Knowledge representation is the process of structuring and encoding knowledge to facilitate and enable its manipulation and use in cognitive processes. Knowledge representation is an essential part of any system that uses reasoning. Representing knowledge means symbolically approximating external information in a system internally. Different kinds of knowledge require different kind of reasoning, hence there are different models of knowledge representation.
- Create a simple prolog application that repeatedly asks the user for two numbers and returns their sum. If the user wants to exit the program she may type ‘y’ to exit. On exit a ‘See you next time.’ message is displayed.
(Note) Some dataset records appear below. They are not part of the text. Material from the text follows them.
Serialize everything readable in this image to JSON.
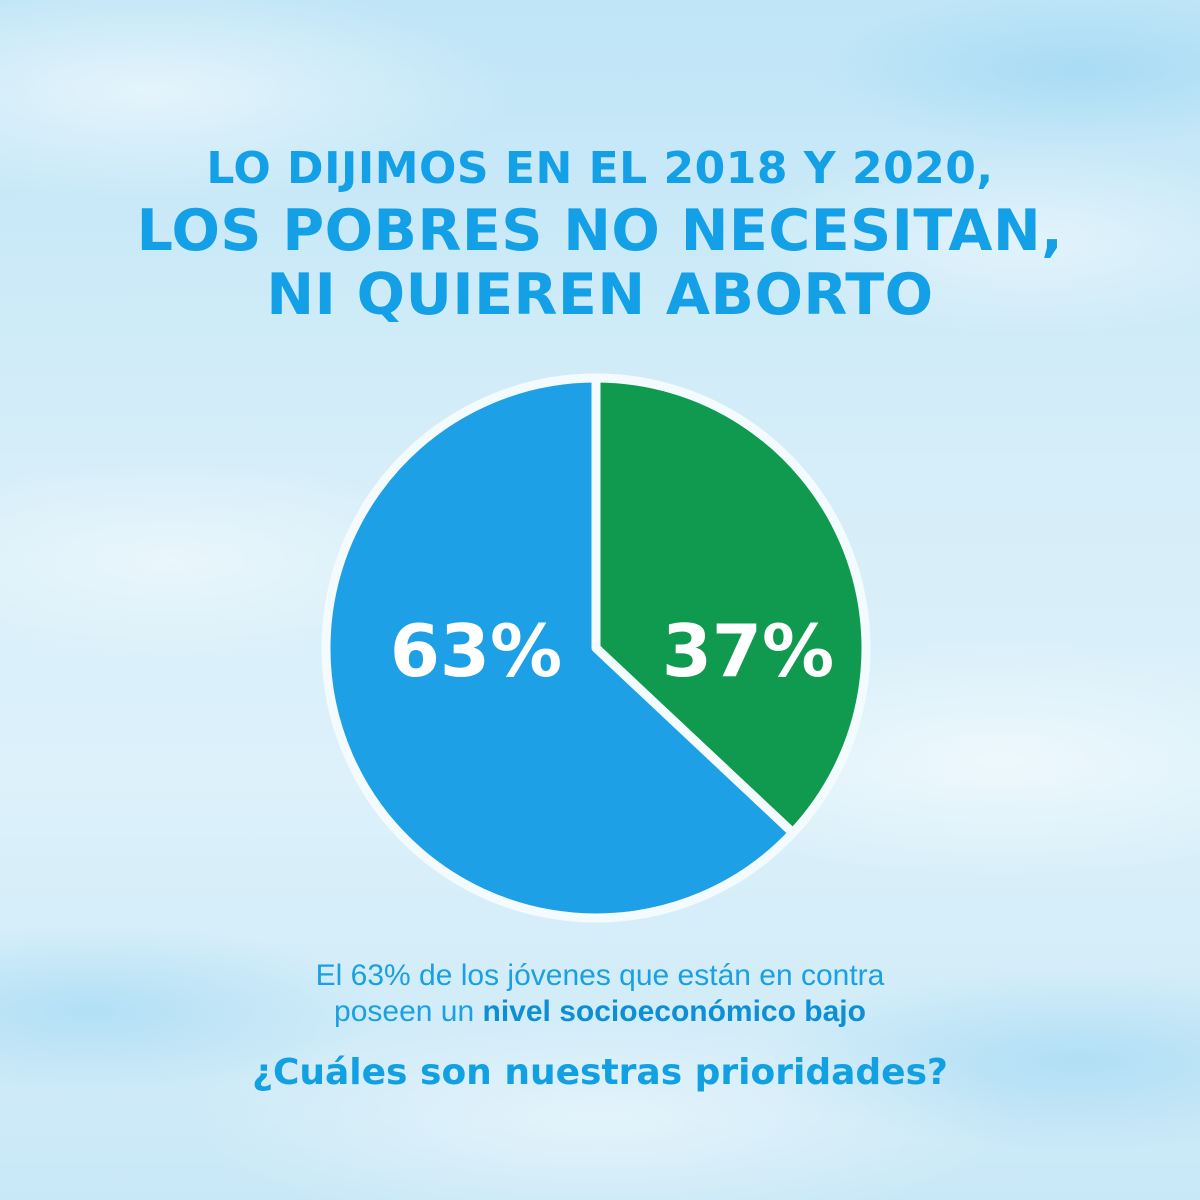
{
  "title": {
    "line1": "LO DIJIMOS EN EL 2018 Y 2020,",
    "line2": "LOS POBRES NO NECESITAN,",
    "line3": "NI QUIEREN ABORTO"
  },
  "chart_data": {
    "type": "pie",
    "slices": [
      {
        "label": "63%",
        "value": 63,
        "color": "#1ea0e6"
      },
      {
        "label": "37%",
        "value": 37,
        "color": "#0f9a4f"
      }
    ]
  },
  "caption": {
    "line1": "El 63% de los jóvenes que están en contra",
    "line2_prefix": "poseen un ",
    "line2_bold": "nivel socioeconómico bajo"
  },
  "question": "¿Cuáles son nuestras prioridades?",
  "colors": {
    "title": "#13a0e6",
    "slice_blue": "#1ea0e6",
    "slice_green": "#0f9a4f",
    "background": "#d6eef9"
  }
}
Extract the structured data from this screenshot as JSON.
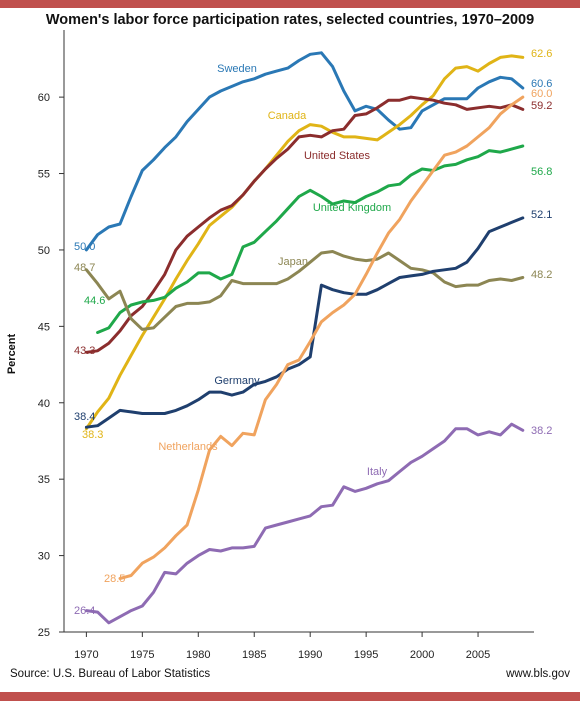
{
  "title": "Women's labor force participation rates, selected countries, 1970–2009",
  "footer": {
    "source": "Source: U.S. Bureau of Labor Statistics",
    "site": "www.bls.gov"
  },
  "colors": {
    "accent_bar": "#c0504d",
    "axis": "#333333"
  },
  "chart_data": {
    "type": "line",
    "title": "Women's labor force participation rates, selected countries, 1970–2009",
    "xlabel": "",
    "ylabel": "Percent",
    "xlim": [
      1968,
      2010
    ],
    "ylim": [
      25,
      64
    ],
    "x_ticks": [
      1970,
      1975,
      1980,
      1985,
      1990,
      1995,
      2000,
      2005
    ],
    "y_ticks": [
      25,
      30,
      35,
      40,
      45,
      50,
      55,
      60
    ],
    "grid": false,
    "legend": "inline labels",
    "series": [
      {
        "name": "Sweden",
        "color": "#2a78b5",
        "start_label": "50.0",
        "end_label": "60.6",
        "x": [
          1970,
          1971,
          1972,
          1973,
          1974,
          1975,
          1976,
          1977,
          1978,
          1979,
          1980,
          1981,
          1982,
          1983,
          1984,
          1985,
          1986,
          1987,
          1988,
          1989,
          1990,
          1991,
          1992,
          1993,
          1994,
          1995,
          1996,
          1997,
          1998,
          1999,
          2000,
          2001,
          2002,
          2003,
          2004,
          2005,
          2006,
          2007,
          2008,
          2009
        ],
        "y": [
          50.0,
          51.0,
          51.5,
          51.7,
          53.5,
          55.2,
          55.9,
          56.7,
          57.4,
          58.4,
          59.2,
          60.0,
          60.4,
          60.7,
          61.0,
          61.2,
          61.5,
          61.7,
          61.9,
          62.4,
          62.8,
          62.9,
          62.0,
          60.4,
          59.1,
          59.4,
          59.2,
          58.5,
          57.9,
          58.0,
          59.1,
          59.5,
          59.9,
          59.9,
          59.9,
          60.6,
          61.0,
          61.3,
          61.2,
          60.6
        ]
      },
      {
        "name": "Canada",
        "color": "#e0b416",
        "start_label": "38.3",
        "end_label": "62.6",
        "x": [
          1970,
          1971,
          1972,
          1973,
          1974,
          1975,
          1976,
          1977,
          1978,
          1979,
          1980,
          1981,
          1982,
          1983,
          1984,
          1985,
          1986,
          1987,
          1988,
          1989,
          1990,
          1991,
          1992,
          1993,
          1994,
          1995,
          1996,
          1997,
          1998,
          1999,
          2000,
          2001,
          2002,
          2003,
          2004,
          2005,
          2006,
          2007,
          2008,
          2009
        ],
        "y": [
          38.3,
          39.4,
          40.3,
          41.8,
          43.1,
          44.4,
          45.6,
          46.8,
          48.1,
          49.3,
          50.4,
          51.6,
          52.2,
          52.8,
          53.6,
          54.5,
          55.3,
          56.2,
          57.1,
          57.8,
          58.2,
          58.1,
          57.7,
          57.4,
          57.4,
          57.3,
          57.2,
          57.7,
          58.2,
          58.8,
          59.5,
          60.1,
          61.2,
          61.9,
          62.0,
          61.7,
          62.2,
          62.6,
          62.7,
          62.6
        ]
      },
      {
        "name": "United States",
        "color": "#8b2d2d",
        "start_label": "43.3",
        "end_label": "59.2",
        "x": [
          1970,
          1971,
          1972,
          1973,
          1974,
          1975,
          1976,
          1977,
          1978,
          1979,
          1980,
          1981,
          1982,
          1983,
          1984,
          1985,
          1986,
          1987,
          1988,
          1989,
          1990,
          1991,
          1992,
          1993,
          1994,
          1995,
          1996,
          1997,
          1998,
          1999,
          2000,
          2001,
          2002,
          2003,
          2004,
          2005,
          2006,
          2007,
          2008,
          2009
        ],
        "y": [
          43.3,
          43.4,
          43.9,
          44.7,
          45.7,
          46.3,
          47.3,
          48.4,
          50.0,
          50.9,
          51.5,
          52.1,
          52.6,
          52.9,
          53.6,
          54.5,
          55.3,
          56.0,
          56.6,
          57.4,
          57.5,
          57.4,
          57.8,
          57.9,
          58.8,
          58.9,
          59.3,
          59.8,
          59.8,
          60.0,
          59.9,
          59.8,
          59.6,
          59.5,
          59.2,
          59.3,
          59.4,
          59.3,
          59.5,
          59.2
        ]
      },
      {
        "name": "United Kingdom",
        "color": "#1fa84a",
        "start_label": "44.6",
        "end_label": "56.8",
        "x": [
          1971,
          1972,
          1973,
          1974,
          1975,
          1976,
          1977,
          1978,
          1979,
          1980,
          1981,
          1982,
          1983,
          1984,
          1985,
          1986,
          1987,
          1988,
          1989,
          1990,
          1991,
          1992,
          1993,
          1994,
          1995,
          1996,
          1997,
          1998,
          1999,
          2000,
          2001,
          2002,
          2003,
          2004,
          2005,
          2006,
          2007,
          2008,
          2009
        ],
        "y": [
          44.6,
          44.9,
          45.9,
          46.4,
          46.6,
          46.7,
          46.9,
          47.5,
          47.9,
          48.5,
          48.5,
          48.1,
          48.4,
          50.2,
          50.5,
          51.2,
          51.9,
          52.7,
          53.5,
          53.9,
          53.5,
          53.0,
          53.2,
          53.1,
          53.5,
          53.8,
          54.2,
          54.3,
          54.9,
          55.3,
          55.2,
          55.5,
          55.6,
          55.9,
          56.1,
          56.5,
          56.4,
          56.6,
          56.8
        ]
      },
      {
        "name": "Japan",
        "color": "#8c8653",
        "start_label": "48.7",
        "end_label": "48.2",
        "x": [
          1970,
          1971,
          1972,
          1973,
          1974,
          1975,
          1976,
          1977,
          1978,
          1979,
          1980,
          1981,
          1982,
          1983,
          1984,
          1985,
          1986,
          1987,
          1988,
          1989,
          1990,
          1991,
          1992,
          1993,
          1994,
          1995,
          1996,
          1997,
          1998,
          1999,
          2000,
          2001,
          2002,
          2003,
          2004,
          2005,
          2006,
          2007,
          2008,
          2009
        ],
        "y": [
          48.7,
          47.8,
          46.8,
          47.3,
          45.5,
          44.8,
          44.9,
          45.6,
          46.3,
          46.5,
          46.5,
          46.6,
          47.0,
          48.0,
          47.8,
          47.8,
          47.8,
          47.8,
          48.1,
          48.6,
          49.2,
          49.8,
          49.9,
          49.6,
          49.4,
          49.3,
          49.4,
          49.8,
          49.3,
          48.8,
          48.7,
          48.5,
          47.9,
          47.6,
          47.7,
          47.7,
          48.0,
          48.1,
          48.0,
          48.2
        ]
      },
      {
        "name": "Germany",
        "color": "#1f3f6e",
        "start_label": "38.4",
        "end_label": "52.1",
        "x": [
          1970,
          1971,
          1972,
          1973,
          1974,
          1975,
          1976,
          1977,
          1978,
          1979,
          1980,
          1981,
          1982,
          1983,
          1984,
          1985,
          1986,
          1987,
          1988,
          1989,
          1990,
          1991,
          1992,
          1993,
          1994,
          1995,
          1996,
          1997,
          1998,
          1999,
          2000,
          2001,
          2002,
          2003,
          2004,
          2005,
          2006,
          2007,
          2008,
          2009
        ],
        "y": [
          38.4,
          38.5,
          39.0,
          39.5,
          39.4,
          39.3,
          39.3,
          39.3,
          39.5,
          39.8,
          40.2,
          40.7,
          40.7,
          40.5,
          40.7,
          41.2,
          41.4,
          41.7,
          42.2,
          42.5,
          43.0,
          47.7,
          47.4,
          47.2,
          47.1,
          47.1,
          47.4,
          47.8,
          48.2,
          48.3,
          48.4,
          48.6,
          48.7,
          48.8,
          49.2,
          50.1,
          51.2,
          51.5,
          51.8,
          52.1
        ]
      },
      {
        "name": "Netherlands",
        "color": "#f0a35e",
        "start_label": "28.5",
        "end_label": "60.0",
        "x": [
          1973,
          1974,
          1975,
          1976,
          1977,
          1978,
          1979,
          1980,
          1981,
          1982,
          1983,
          1984,
          1985,
          1986,
          1987,
          1988,
          1989,
          1990,
          1991,
          1992,
          1993,
          1994,
          1995,
          1996,
          1997,
          1998,
          1999,
          2000,
          2001,
          2002,
          2003,
          2004,
          2005,
          2006,
          2007,
          2008,
          2009
        ],
        "y": [
          28.5,
          28.7,
          29.5,
          29.9,
          30.5,
          31.3,
          32.0,
          34.3,
          36.9,
          37.8,
          37.2,
          38.0,
          37.9,
          40.2,
          41.2,
          42.5,
          42.8,
          44.0,
          45.3,
          45.9,
          46.4,
          47.1,
          48.4,
          49.8,
          51.1,
          52.0,
          53.2,
          54.2,
          55.2,
          56.2,
          56.4,
          56.8,
          57.4,
          58.0,
          58.9,
          59.5,
          60.0
        ]
      },
      {
        "name": "Italy",
        "color": "#8e6bb3",
        "start_label": "26.4",
        "end_label": "38.2",
        "x": [
          1970,
          1971,
          1972,
          1973,
          1974,
          1975,
          1976,
          1977,
          1978,
          1979,
          1980,
          1981,
          1982,
          1983,
          1984,
          1985,
          1986,
          1987,
          1988,
          1989,
          1990,
          1991,
          1992,
          1993,
          1994,
          1995,
          1996,
          1997,
          1998,
          1999,
          2000,
          2001,
          2002,
          2003,
          2004,
          2005,
          2006,
          2007,
          2008,
          2009
        ],
        "y": [
          26.4,
          26.3,
          25.6,
          26.0,
          26.4,
          26.7,
          27.6,
          28.9,
          28.8,
          29.5,
          30.0,
          30.4,
          30.3,
          30.5,
          30.5,
          30.6,
          31.8,
          32.0,
          32.2,
          32.4,
          32.6,
          33.2,
          33.3,
          34.5,
          34.2,
          34.4,
          34.7,
          34.9,
          35.5,
          36.1,
          36.5,
          37.0,
          37.5,
          38.3,
          38.3,
          37.9,
          38.1,
          37.9,
          38.6,
          38.2
        ]
      }
    ]
  }
}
/*calc.pl –will add single-character integers repeatedly*/
respond(Ans):-write('The answer is '),write(Ans),write('.'),nl.
ask1:-write('Please enter the first number:').
ask2:-write('Please enter the second number:').
quit:-write('See you next time.').
loop:-ask1,
get(A),
(B==y -> quit ;
ask2,
get(C),
(B==y -> quit;
E is B+D,respond(E),loop)).
/*END*/
Works Cited
Hart, Anna. "Knowledge elicitation: issues and methods." Computer-Aided Design (1985): 445-462.
Norvig, Peter. Paradigms of Artificial intelligence Programming:case studies in common lisp. San Francisco, Carlifornia: Morgan Kauffmann Publishers, 1992.
O'keefe, Robert M and Daniel E O'leary. "Expert system verification and Validation: A survey ann tutorial." Artificial Intelligence Review (1993): 3-42.
Russell, Stuart Jonathan and Peter Norvig. Artificial Intelligence: A Modern Approach. New Jersey: Pearson, 2014.